Couldn’t have said it better myself!

Instead of making a resolution for myself (although ‘Be less of a bitch’ is on top of my 2014 To Do list), I came up with a list of realistic resolutions we should all put into practice this year.

  1. Floss Daily. I know you’re all mentally quoting the world’s second favourite black woman and shouting ‘Aint nobody got time for that!’ because only dentists can stick to that plan, but honestly, it’s time to take dental hygiene seriously. You can’t make a resolution to Eat Healthy if you don’t even have teeth to chew your steamed quinoa.
  2. ‘Think before I speak.’ This wasn’t my resolution, but I can’t help but relate to it a little bit. It’s only human to say the first thing that pops into our heads at any given moment. We don’t have a whole crew of underpaid workers in our brains censoring all the swear words and inappropriate jokes.  In 2014, we should all think back to our year 7 lessons in elocution and start speaking like classy fuckin’ ladies.
  3. Rid your life of enemies, exes and fuckwits. You want to be a better person in 2014? Brilliant. Surround yourself with better people than the ones who were bringing you down last year. You’re amazing and it’s high time the people you surround yourself with know it!
  4. Spend more time with family. I know it’s harder than it sounds, but blood is definitely thicker than water. 2014 is the time for you and your family to clear the air, resolve some grudges and generally talk though the shit that brings tension into the relationship. You can’t choose your family, but you can choose to put the effort in.
  5. Pay It Forward. Forgetting that the film was actually dreadful and a bit depressing at the end, the message is pretty important. Help a stranger, smile more and make the world a better place. You’ll be surprised how good it can feel to do a good turn without expecting something back.
  6. Stop being shallow. Also known as Stop it with the goddamned selfies. Outside the realms of Facebook, Twitter, Tumblr, Flikr, Instagram and Grindr for those of you who are so inclined, there is a world of real people having real conversations and making real relationships. I know- shocking! When your life revolves around the number of likes you get on a photo of yourself pouting in a bathroom mirror, you’ll find you’re missing out on so many amazing things. Live for yourself- the real version, not the creepy  duckfaced version- and suddenly the cyber world will become insignificant. Measure yourself by the number of things you like, not the number of people who like you.

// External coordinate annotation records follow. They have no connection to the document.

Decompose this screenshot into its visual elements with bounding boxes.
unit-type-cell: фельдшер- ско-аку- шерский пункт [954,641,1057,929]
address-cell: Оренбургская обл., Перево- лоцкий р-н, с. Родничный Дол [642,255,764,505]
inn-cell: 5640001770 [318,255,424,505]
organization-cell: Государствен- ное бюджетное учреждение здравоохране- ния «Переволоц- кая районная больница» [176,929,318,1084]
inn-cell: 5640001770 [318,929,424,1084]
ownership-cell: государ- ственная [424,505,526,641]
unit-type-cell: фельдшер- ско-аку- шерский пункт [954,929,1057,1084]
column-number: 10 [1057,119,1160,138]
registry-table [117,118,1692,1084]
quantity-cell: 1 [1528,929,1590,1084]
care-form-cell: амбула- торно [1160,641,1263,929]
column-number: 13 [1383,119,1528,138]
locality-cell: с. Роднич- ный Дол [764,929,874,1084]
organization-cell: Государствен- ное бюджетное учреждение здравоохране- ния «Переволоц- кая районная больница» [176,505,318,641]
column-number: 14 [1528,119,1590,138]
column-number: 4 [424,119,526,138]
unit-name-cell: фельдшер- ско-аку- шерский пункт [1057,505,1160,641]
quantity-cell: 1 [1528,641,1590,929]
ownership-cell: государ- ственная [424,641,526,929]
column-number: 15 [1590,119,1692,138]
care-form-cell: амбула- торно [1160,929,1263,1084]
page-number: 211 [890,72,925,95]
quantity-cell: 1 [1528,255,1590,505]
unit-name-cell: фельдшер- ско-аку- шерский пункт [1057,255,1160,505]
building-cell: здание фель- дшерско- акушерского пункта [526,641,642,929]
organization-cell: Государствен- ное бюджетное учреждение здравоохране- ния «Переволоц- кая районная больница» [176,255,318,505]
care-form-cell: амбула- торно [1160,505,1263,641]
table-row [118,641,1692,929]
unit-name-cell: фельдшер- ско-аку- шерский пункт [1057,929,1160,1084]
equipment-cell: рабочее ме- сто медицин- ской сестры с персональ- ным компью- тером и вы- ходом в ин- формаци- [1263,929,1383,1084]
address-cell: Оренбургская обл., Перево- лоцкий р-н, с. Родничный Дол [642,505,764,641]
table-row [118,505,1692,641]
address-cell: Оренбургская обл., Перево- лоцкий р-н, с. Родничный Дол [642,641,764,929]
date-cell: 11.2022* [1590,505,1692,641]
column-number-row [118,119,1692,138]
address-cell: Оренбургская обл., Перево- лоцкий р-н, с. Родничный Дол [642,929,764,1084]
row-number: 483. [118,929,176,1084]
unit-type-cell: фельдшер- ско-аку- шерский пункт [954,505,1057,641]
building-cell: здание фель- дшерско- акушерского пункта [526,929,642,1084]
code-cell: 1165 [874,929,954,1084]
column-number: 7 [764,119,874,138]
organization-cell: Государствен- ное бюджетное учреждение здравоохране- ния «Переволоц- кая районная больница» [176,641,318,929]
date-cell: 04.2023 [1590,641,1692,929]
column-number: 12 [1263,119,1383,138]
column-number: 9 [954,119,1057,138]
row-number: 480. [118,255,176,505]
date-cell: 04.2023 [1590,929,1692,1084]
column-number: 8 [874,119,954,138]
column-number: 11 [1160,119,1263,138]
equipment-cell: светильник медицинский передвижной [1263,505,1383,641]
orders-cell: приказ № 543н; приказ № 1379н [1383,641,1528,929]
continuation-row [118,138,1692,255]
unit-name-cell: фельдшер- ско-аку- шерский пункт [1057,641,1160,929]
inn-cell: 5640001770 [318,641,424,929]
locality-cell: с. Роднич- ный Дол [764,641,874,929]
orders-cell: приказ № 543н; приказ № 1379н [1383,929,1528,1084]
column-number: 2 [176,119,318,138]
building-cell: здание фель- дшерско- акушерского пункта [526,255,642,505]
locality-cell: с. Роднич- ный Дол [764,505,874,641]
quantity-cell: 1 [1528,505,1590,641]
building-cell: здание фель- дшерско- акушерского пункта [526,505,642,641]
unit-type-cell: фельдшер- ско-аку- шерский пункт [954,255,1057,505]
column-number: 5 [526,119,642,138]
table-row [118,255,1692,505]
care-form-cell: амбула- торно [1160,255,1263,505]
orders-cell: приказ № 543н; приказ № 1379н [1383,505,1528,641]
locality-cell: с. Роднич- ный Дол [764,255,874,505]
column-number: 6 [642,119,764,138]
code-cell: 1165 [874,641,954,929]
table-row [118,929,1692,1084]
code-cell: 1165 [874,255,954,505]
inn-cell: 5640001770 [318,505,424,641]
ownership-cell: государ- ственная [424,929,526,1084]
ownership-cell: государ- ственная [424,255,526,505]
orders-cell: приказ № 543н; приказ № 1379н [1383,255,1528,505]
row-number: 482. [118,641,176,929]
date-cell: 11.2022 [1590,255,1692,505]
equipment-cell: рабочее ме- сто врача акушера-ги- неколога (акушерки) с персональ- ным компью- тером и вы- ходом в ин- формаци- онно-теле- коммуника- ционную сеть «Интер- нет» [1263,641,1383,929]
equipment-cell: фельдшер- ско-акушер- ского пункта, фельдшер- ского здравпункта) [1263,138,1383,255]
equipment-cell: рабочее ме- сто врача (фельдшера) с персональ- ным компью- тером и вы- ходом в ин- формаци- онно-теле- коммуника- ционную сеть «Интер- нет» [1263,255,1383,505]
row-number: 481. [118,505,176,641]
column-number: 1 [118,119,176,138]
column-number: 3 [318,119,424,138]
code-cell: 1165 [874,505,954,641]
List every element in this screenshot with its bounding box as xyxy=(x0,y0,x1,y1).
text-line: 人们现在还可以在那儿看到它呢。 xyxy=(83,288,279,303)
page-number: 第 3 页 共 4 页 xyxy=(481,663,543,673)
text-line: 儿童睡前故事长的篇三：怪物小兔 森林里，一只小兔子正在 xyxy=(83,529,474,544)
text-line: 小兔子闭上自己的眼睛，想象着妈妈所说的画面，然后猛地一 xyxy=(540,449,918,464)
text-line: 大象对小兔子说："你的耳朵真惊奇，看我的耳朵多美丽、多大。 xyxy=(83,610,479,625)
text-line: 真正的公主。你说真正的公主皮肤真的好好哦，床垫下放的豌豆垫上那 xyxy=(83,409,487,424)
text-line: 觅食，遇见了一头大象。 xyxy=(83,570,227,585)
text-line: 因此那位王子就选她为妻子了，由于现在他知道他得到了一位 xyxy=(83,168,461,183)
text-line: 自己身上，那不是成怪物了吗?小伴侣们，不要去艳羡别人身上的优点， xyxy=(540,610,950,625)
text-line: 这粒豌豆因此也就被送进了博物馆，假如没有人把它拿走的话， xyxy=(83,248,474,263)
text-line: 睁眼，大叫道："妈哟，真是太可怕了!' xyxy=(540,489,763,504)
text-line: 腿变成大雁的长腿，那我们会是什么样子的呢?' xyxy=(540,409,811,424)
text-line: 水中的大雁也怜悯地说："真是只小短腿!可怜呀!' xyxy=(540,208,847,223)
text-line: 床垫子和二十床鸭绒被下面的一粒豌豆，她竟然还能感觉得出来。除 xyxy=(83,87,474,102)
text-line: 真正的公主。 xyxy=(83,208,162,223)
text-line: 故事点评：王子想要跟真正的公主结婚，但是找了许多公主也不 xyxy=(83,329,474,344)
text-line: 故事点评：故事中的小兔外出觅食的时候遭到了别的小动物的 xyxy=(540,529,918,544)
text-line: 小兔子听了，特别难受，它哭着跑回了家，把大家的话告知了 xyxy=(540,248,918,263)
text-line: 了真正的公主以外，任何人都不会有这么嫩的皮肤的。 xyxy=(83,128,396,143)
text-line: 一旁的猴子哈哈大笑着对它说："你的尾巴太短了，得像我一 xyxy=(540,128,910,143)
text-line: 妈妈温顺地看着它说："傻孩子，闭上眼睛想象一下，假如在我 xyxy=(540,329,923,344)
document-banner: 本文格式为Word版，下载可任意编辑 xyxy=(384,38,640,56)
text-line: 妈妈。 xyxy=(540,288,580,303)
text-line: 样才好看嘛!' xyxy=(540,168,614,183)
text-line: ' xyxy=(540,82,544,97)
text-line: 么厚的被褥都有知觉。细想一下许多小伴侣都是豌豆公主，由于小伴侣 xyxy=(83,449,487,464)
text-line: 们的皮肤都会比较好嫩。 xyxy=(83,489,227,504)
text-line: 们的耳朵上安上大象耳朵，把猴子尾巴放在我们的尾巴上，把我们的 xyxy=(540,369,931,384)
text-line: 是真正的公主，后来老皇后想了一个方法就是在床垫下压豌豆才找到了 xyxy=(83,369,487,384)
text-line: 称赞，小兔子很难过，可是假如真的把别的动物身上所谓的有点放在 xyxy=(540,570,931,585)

  7. On a related note, get out of the house. Not because ‘we’ve just traced the call and it’s coming from the attic’ but because a) fresh air and sunlight are good for you and b) the world is an amazing place. You don’t even need to travel to another country to see the beauty. There are special things everywhere you go. Yes, you may have to look harder to find them in the concrete jungles, but that’s half the fun. This year, immerse yourself in the world. You’ll be amazed at what you can find.
  8. Use the stairs. Let’s face it, you’re not going to stick to a fad diet or go to the gym every other day (neither am I, so don’t think I’m judging you). What you can do though is make the decision to take the stairs instead of the lift. It’s simple and yet so effective at staying trim and feeling healthier. You can also make the effort to walk around the office every now and then rather than staying glued to your desk all day. You burn twice as many calories standing up than you do sitting down and you’ll save money on the chiropractor bill. Being healthy is easier than you think.
  9. Do something amazing. Something that you wouldn’t have even dreamed of in 2013. Big, small, totally outrageous, whatever. Just make it count.
  10. Finally, conquer the fear. I know how hard this is and I know that none of us can do it alone. This final resolution is a team effort, and we, the amazing readers and writers of Solstice Satisfaction, are going to do it together. I call it ‘The SolSat Super Support System’ (say that then times fast!). We’ve all been drawn to SolSat because we’re likeminded, slightly eccentric and very unique people. Together, we can conquer the fear.Come at us 2014- we’re ready for you!